300 garderies seront transformées en centres de la petite enfance

On sait dorénavant un peu mieux à quoi serviront une partie des millions de dollars promis par Fredericton et Ottawa pour la petite enfance.

Le ministre de l’Éducation et du Développement de la petite enfance, Brian Kenny, a annoncé jeudi de nouveaux investissements de 12,2 millions $ pour améliorer la qualité des garderies dans la province.

Les gouvernements injecteront notamment 7,5 millions $ annuellement pour transformer environ 300 garderies agréées en centres de la petite enfance d’ici 2020.

Ceux qui veulent transformer leur garderie en centre de la petite enfance devront se soumettre notamment à des normes d’apprentissage plus élevées. Ils recevront en échange un financement additionnel de 2,50 $ par enfant par jour.

Fredericton et Ottawa investiront également 4,7 millions $ en subvention ponctuelle à la disposition des garderies pour faire l’achat d’équipement et de fourniture pour améliorer la qualité de leur service.

«Ça va améliorer notre système de garderie et ça va beaucoup aider les familles», a commenté M. Kenny au sujet de l’entente fédérale-provinciale.

Les 12,2 millions $ s’adressent à la fois aux garderies privées et aux garderies sans but lucratif.

La province compte environ 600 garderies agréées. Si plus de 300 d’entre elles désirent devenir des centres de la petite enfance, l’argent sera aux rendez-vous, a promis Brian Kenny.

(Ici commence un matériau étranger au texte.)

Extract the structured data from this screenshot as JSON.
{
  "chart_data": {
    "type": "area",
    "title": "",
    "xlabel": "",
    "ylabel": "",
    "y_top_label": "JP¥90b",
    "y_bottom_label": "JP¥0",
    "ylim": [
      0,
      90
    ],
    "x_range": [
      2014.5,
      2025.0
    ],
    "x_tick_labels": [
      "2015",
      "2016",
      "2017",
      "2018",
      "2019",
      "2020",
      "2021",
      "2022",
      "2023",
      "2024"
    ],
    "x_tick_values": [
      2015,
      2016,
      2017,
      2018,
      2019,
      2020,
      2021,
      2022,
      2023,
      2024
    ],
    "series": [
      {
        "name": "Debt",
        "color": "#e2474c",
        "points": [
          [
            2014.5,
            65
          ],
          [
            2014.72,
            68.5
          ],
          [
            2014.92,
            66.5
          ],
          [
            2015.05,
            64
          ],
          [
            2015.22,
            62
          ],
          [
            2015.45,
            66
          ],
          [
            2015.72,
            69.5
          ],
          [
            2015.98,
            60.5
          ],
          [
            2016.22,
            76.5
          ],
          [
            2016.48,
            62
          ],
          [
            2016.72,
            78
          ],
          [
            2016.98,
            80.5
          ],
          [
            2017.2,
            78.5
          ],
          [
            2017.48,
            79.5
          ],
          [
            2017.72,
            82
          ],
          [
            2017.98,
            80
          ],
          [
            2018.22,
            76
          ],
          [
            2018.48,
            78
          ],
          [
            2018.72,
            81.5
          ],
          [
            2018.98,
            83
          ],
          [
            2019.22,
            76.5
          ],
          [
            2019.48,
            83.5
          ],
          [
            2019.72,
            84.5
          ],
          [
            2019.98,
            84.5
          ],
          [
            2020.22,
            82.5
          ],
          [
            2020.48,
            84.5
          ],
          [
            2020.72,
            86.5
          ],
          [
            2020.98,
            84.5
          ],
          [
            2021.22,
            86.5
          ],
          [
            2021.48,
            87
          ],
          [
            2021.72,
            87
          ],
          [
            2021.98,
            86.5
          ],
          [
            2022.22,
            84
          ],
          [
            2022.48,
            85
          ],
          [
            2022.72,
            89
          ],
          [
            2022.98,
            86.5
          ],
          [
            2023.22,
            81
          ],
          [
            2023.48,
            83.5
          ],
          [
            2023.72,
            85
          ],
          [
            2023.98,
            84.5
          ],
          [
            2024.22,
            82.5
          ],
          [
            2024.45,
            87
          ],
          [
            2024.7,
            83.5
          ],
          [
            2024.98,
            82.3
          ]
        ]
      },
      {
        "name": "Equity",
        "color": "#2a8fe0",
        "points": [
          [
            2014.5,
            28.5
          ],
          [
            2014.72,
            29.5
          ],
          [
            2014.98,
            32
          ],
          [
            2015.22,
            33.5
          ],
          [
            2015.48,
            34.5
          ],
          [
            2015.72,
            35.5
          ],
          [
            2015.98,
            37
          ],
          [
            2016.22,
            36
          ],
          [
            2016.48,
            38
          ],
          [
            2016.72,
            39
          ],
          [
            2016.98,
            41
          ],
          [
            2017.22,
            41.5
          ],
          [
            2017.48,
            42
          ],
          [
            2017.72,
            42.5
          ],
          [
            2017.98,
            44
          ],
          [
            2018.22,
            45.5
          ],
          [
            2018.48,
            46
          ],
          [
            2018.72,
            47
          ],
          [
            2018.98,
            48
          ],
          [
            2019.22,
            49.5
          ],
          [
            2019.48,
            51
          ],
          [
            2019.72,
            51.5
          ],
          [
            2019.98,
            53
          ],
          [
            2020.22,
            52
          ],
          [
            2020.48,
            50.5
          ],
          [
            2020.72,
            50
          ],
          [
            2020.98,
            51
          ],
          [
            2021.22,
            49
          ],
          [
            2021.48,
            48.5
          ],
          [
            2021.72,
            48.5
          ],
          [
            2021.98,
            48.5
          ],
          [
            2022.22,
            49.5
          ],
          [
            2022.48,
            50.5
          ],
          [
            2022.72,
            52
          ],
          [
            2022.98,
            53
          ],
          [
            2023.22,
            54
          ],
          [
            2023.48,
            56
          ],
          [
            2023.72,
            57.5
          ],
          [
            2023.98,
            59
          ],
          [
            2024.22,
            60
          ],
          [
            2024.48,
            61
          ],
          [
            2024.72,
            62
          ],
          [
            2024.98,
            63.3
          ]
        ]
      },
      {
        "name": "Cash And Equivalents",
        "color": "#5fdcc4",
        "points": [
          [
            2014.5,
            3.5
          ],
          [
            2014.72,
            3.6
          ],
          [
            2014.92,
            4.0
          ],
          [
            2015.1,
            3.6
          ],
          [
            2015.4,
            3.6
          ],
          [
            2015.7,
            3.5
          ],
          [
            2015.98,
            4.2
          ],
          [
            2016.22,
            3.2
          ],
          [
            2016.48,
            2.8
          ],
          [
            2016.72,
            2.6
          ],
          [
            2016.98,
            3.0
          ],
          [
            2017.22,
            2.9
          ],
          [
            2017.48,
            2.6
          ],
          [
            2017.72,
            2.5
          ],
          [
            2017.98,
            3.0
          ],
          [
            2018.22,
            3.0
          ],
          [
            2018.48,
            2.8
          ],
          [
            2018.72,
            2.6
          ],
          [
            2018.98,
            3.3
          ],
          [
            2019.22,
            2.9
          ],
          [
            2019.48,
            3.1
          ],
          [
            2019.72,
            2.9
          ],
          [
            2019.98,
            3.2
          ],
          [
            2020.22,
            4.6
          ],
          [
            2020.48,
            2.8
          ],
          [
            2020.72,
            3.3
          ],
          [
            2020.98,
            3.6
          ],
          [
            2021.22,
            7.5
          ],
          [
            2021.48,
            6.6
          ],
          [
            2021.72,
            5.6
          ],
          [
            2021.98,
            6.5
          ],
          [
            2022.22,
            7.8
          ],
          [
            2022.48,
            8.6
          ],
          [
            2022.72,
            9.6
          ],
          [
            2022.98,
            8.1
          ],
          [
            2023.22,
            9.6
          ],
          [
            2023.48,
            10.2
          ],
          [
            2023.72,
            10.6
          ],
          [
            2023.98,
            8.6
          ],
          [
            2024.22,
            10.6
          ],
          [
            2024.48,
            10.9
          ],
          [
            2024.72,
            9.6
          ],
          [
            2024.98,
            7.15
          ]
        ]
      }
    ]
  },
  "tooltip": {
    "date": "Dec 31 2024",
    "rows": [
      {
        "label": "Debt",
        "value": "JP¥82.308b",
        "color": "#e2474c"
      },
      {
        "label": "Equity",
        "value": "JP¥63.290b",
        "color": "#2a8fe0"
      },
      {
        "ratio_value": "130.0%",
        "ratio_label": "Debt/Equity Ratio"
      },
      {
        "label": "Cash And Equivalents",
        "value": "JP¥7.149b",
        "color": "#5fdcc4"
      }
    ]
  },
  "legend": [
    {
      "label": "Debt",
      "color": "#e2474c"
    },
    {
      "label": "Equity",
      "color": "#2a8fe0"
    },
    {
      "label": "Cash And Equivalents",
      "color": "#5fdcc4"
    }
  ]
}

Parmi les nouveaux centres de la petite enfance, sept deviendront des centres d’excellence en éducation préscolaire, soit un par district scolaire.

Les centres d’excellence travailleront en collaboration avec le ministère de l’Éducation et du Développement de la petite enfance ainsi qu’avec les établissements d’enseignement postsecondaire afin d’utiliser la recherche pour améliorer les services dans les garderies.

Au total, Ottawa et Fredericton dépenseront 30 millions $ et 41 millions $ respectivement sur trois ans dans les services à la petite enfance au Nouveau-Brunswick.

Cet argent servira aussi à améliorer le salaire des éducatrices en garderies et à augmenter le nombre de places disponibles tout en réduisant les coûts pour les parents.

Le gouvernement provincial s’attend à ce que le fédéral renouvelle au moins une partie de son financement après 2020.

Fidèle à son habitude, le gouvernement provincial a décidé de dévoiler son plan au compte-gouttes. D’autres annonces à ce sujet sont attendues au cours des prochaines semaines.

La directrice générale du Conseil des femmes du Nouveau-Brunswick, Beth Lyons, préfère attendre de voir le plan au complet avant de se réjouir.

«Je pense que de bonnes choses vont se produire. On s’en va dans la bonne direction. On commence à penser aux garderies comme à un bien public.»

«Je suis heureuse qu’ils aient dit que quelque chose s’en vient au sujet des salaires des gens qui travaillent dans le secteur des garderies et au sujet des frais pour les parents, mais nous voulons voir les détails.»